El informe también da cuenta de las grandes desigualdades frente a la atención de la enfermedad, pues, mientras que en los países de altos ingresos la supervivencia neta a cinco años está por encima del 85 %, en los países de bajos ingresos se encuentra por debajo del 45 %.
La OMS plantea, igualmente, que, sin una acción acelerada, la carga del cáncer seguirá empeorando y afectando en mayor proporción a los países de ingresos bajos y medianos, por las debilidades de sus sistemas de salud y por variables como los cambios demográficos, específicamente, el envejecimiento de la población y la creciente exposición a factores de riesgo ambientales y relacionados con el estilo de vida.
En Colombia, según la Cuenta de Alto Costo, con corte a octubre de 2025, un total de 782.868 casos de cáncer recibieron atenciones en el sistema de salud, siendo los de mama (18,03 %), de próstata (10,87 %) y colorrectal (6,45 %), los que presentan las cifras más altas.

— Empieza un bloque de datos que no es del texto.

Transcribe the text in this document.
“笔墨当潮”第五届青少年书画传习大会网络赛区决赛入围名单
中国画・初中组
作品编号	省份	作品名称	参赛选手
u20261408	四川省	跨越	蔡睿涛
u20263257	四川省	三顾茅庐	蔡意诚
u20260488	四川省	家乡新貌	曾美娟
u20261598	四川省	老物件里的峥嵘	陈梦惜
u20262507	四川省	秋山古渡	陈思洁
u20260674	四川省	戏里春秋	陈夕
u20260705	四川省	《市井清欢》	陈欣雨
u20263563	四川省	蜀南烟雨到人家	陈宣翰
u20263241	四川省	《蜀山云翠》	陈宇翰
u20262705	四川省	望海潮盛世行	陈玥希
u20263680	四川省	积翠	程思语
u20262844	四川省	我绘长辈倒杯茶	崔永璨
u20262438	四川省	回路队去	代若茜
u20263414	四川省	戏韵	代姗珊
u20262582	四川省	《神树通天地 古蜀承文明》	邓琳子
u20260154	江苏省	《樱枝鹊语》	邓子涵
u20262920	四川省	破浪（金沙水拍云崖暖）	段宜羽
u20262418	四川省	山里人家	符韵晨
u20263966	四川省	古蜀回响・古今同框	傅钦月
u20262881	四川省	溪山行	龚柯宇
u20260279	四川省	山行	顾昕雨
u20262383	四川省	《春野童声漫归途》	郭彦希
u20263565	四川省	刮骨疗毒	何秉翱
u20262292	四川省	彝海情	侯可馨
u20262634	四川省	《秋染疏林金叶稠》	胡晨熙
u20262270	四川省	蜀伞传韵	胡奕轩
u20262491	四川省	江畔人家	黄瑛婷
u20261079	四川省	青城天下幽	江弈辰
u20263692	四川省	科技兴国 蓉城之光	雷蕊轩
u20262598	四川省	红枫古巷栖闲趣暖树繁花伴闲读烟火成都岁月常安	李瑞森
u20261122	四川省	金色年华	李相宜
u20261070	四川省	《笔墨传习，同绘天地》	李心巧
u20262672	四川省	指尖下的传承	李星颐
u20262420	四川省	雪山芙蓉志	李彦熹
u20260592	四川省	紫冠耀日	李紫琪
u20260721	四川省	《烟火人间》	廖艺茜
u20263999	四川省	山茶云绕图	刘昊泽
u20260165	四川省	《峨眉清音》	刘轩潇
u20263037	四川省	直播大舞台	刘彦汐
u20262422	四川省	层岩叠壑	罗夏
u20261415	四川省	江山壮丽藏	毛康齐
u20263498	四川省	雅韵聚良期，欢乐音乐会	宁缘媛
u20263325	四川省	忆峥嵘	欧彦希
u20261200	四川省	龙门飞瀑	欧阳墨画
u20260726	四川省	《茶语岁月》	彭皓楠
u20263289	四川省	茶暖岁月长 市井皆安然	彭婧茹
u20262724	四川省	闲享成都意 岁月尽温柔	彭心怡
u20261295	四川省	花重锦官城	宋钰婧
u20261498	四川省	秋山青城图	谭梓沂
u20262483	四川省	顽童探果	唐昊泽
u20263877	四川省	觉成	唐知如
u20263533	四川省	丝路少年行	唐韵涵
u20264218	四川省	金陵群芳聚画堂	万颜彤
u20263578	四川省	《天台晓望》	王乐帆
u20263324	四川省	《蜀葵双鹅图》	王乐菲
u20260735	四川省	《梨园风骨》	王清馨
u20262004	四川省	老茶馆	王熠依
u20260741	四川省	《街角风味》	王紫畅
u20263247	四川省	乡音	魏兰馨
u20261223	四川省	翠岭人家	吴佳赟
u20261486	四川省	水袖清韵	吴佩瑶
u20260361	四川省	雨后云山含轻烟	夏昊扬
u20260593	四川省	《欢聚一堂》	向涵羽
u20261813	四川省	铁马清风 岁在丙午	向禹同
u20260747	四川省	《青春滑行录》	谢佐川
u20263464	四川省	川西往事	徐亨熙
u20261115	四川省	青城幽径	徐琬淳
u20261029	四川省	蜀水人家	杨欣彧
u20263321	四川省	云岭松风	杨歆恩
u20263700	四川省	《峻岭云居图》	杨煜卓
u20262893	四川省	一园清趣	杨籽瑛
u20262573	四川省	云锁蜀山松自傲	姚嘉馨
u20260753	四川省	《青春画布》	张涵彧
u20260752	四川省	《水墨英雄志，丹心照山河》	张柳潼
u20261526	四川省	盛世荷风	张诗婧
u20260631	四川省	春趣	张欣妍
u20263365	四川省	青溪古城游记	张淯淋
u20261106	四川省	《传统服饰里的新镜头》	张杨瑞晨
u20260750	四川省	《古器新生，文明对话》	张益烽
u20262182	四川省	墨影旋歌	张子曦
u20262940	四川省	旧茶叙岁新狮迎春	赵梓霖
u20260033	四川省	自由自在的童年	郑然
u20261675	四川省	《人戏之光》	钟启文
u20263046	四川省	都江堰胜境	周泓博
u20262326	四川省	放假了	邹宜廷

Por ello, son tan importantes los exámenes diagnósticos rutinarios, la detección oportuna de estas neoplasias y medidas sencillas como el autoexamen de mama y el tacto rectal.
Las crecientes estadísticas del avance de esta enfermedad que es considerada un desafío prioritario en la salud pública global, obligan a tomar mayor conciencia al respecto, así como al reajuste en las políticas públicas con enfoques integrales de atención, un manejo muy preventivo en los sistemas de salud con programas para la detección oportuna, una cobertura amplia e igualitaria, entre otros aspectos.